The difference is so small that neither of these texture decoders is likely to affect performance at all.
None of this stuff in the other tab should be touched unless your gpu is extremely bad and you're desperate for better performance. Most of this stuff is extremely game breaking and provides little if any difference in gpu load, which is why they are in the "other" tab.

Progressive scan, no idea would have to look at the source code, I'll get back to you on this
Texture cache accuracy, no idea would have to look at the source code, I'll get back to you on this

Widescreen hack may moderately increase gpu load in some games.




Thanks very much for your replies! Very informative. I've updated the first post in case it's of any use to anybody else trying to squeeze the last few drops of performance out of their systems and/or thinking about upgrading.
Progressive scan has no performance hit on anything.

Texture cache is cpu bound.
Thanks again for your help. On a side note, I saw on another thread that somebody had put their IR to 4x, which was higher than their fullscreen resolution. Isn't that pointless, or is there a reason for it? Doesn't it waste resources?
Increasing internal resolution always helps reduce aliasing and improve texture sharpness. However as you continue to increase it past your screen resolution there is less and less improvement.
It does waste resources. Just put it to Window Size and you'll gain FPS (the amount varies per game).
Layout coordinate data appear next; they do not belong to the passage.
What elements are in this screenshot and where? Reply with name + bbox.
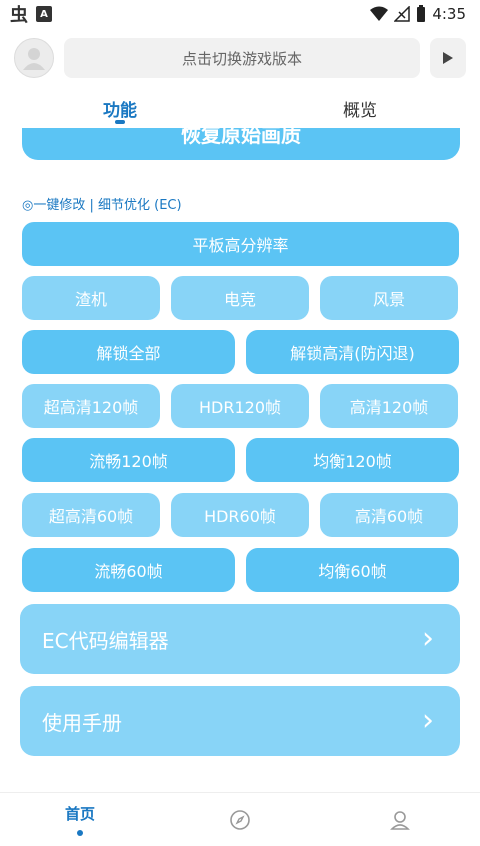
signal-off-icon (394, 6, 411, 22)
nav-discover[interactable] (160, 793, 320, 846)
hdr-120-button[interactable]: HDR120帧 (171, 384, 309, 428)
clock: 4:35 (432, 5, 466, 23)
restore-original-button[interactable]: 恢复原始画质 (22, 128, 460, 160)
tab-indicator (115, 120, 125, 124)
chevron-right-icon: › (422, 703, 434, 738)
balanced-120-button[interactable]: 均衡120帧 (246, 438, 459, 482)
balanced-60-button[interactable]: 均衡60帧 (246, 548, 459, 592)
preset-esports-button[interactable]: 电竞 (171, 276, 309, 320)
ec-code-editor-button[interactable]: EC代码编辑器 › (20, 604, 460, 674)
version-selector[interactable]: 点击切换游戏版本 (64, 38, 420, 78)
play-icon (443, 52, 453, 64)
chevron-right-icon: › (422, 621, 434, 656)
hd-120-button[interactable]: 高清120帧 (320, 384, 458, 428)
unlock-hd-button[interactable]: 解锁高清(防闪退) (246, 330, 459, 374)
nav-home[interactable]: 首页 (0, 793, 160, 846)
tab-bar: 功能 概览 (0, 92, 480, 128)
preset-low-end-button[interactable]: 渣机 (22, 276, 160, 320)
ec-code-editor-label: EC代码编辑器 (42, 628, 169, 653)
unlock-all-button[interactable]: 解锁全部 (22, 330, 235, 374)
header: 点击切换游戏版本 (14, 36, 466, 80)
uhd-60-button[interactable]: 超高清60帧 (22, 493, 160, 537)
hdr-60-button[interactable]: HDR60帧 (171, 493, 309, 537)
tab-overview[interactable]: 概览 (240, 92, 480, 128)
hd-60-button[interactable]: 高清60帧 (320, 493, 458, 537)
tab-label: 功能 (103, 101, 137, 121)
battery-icon (417, 5, 426, 22)
preset-scenery-button[interactable]: 风景 (320, 276, 458, 320)
bottom-nav: 首页 (0, 792, 480, 846)
play-button[interactable] (430, 38, 466, 78)
compass-icon (230, 809, 250, 830)
tablet-resolution-button[interactable]: 平板高分辨率 (22, 222, 459, 266)
profile-icon (390, 810, 410, 830)
smooth-120-button[interactable]: 流畅120帧 (22, 438, 235, 482)
wifi-icon (370, 6, 389, 21)
active-dot (77, 830, 83, 836)
user-manual-button[interactable]: 使用手册 › (20, 686, 460, 756)
user-avatar-icon[interactable] (14, 38, 54, 78)
nav-profile[interactable] (320, 793, 480, 846)
feature-list[interactable]: 恢复原始画质 ◎一键修改 | 细节优化 (EC) 平板高分辨率 渣机 电竞 风景… (0, 128, 480, 792)
tab-features[interactable]: 功能 (0, 92, 240, 128)
status-bar: 虫 A 4:35 (0, 0, 480, 28)
uhd-120-button[interactable]: 超高清120帧 (22, 384, 160, 428)
section-label: ◎一键修改 | 细节优化 (EC) (22, 198, 182, 213)
app-icon: A (36, 6, 52, 22)
nav-home-label: 首页 (64, 805, 95, 823)
user-manual-label: 使用手册 (42, 710, 122, 735)
app-icon: 虫 (10, 5, 28, 26)
tab-label: 概览 (343, 101, 377, 121)
smooth-60-button[interactable]: 流畅60帧 (22, 548, 235, 592)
NaturalViolence Wrote:OpenMP texture decoder will slightly increase or decrease cpu load.
The difference is so small that neither of these texture decoders is likely to affect performance at all.
There is a performance difference with some games.
For example, in Tales of Symphonia, if you have OpenMP enabled, whenever you play a skit, your performance will drop.
When its disabled it plays perfectly.

It can also help reducing stuttering etc.
I've seen that behavior as well, Garteal, in ToS. For me though, I wouldn't say the performance decreases; everything holds steady, e.g. game speed and sound, but I see a big jump in CPU usage. The same happens with Super Mario Sunshine, except it's constant regardless of what I'm doing. All cores hover around 60%, but it really doesn't improve anything in my case. I've found OpenMP to use up more of my CPU's resources without aiding in performance, but each game is different, could be just the ones I've played.
Quote:It does waste resources. Just put it to Window Size and you'll gain FPS (the amount varies per game).

You'll also lose some IQ. And if the cpu thread is bottlenecking the video/audio thread you won't lose any fps unless it's an asynchronous game (which very few are).

Quote:There is a performance difference with some games.

Keyword.

Most games show no difference whatsoever.

Quote:I've seen that behavior as well, Garteal, in ToS. For me though, I wouldn't say the performance decreases; everything holds steady, e.g. game speed and sound, but I see a big jump in CPU usage. The same happens with Super Mario Sunshine, except it's constant regardless of what I'm doing. All cores hover around 60%, but it really doesn't improve anything in my case. I've found OpenMP to use up more of my CPU's resources without aiding in performance, but each game is different, could be just the ones I've played.

This is because the single threaded texture decoder is better optimized.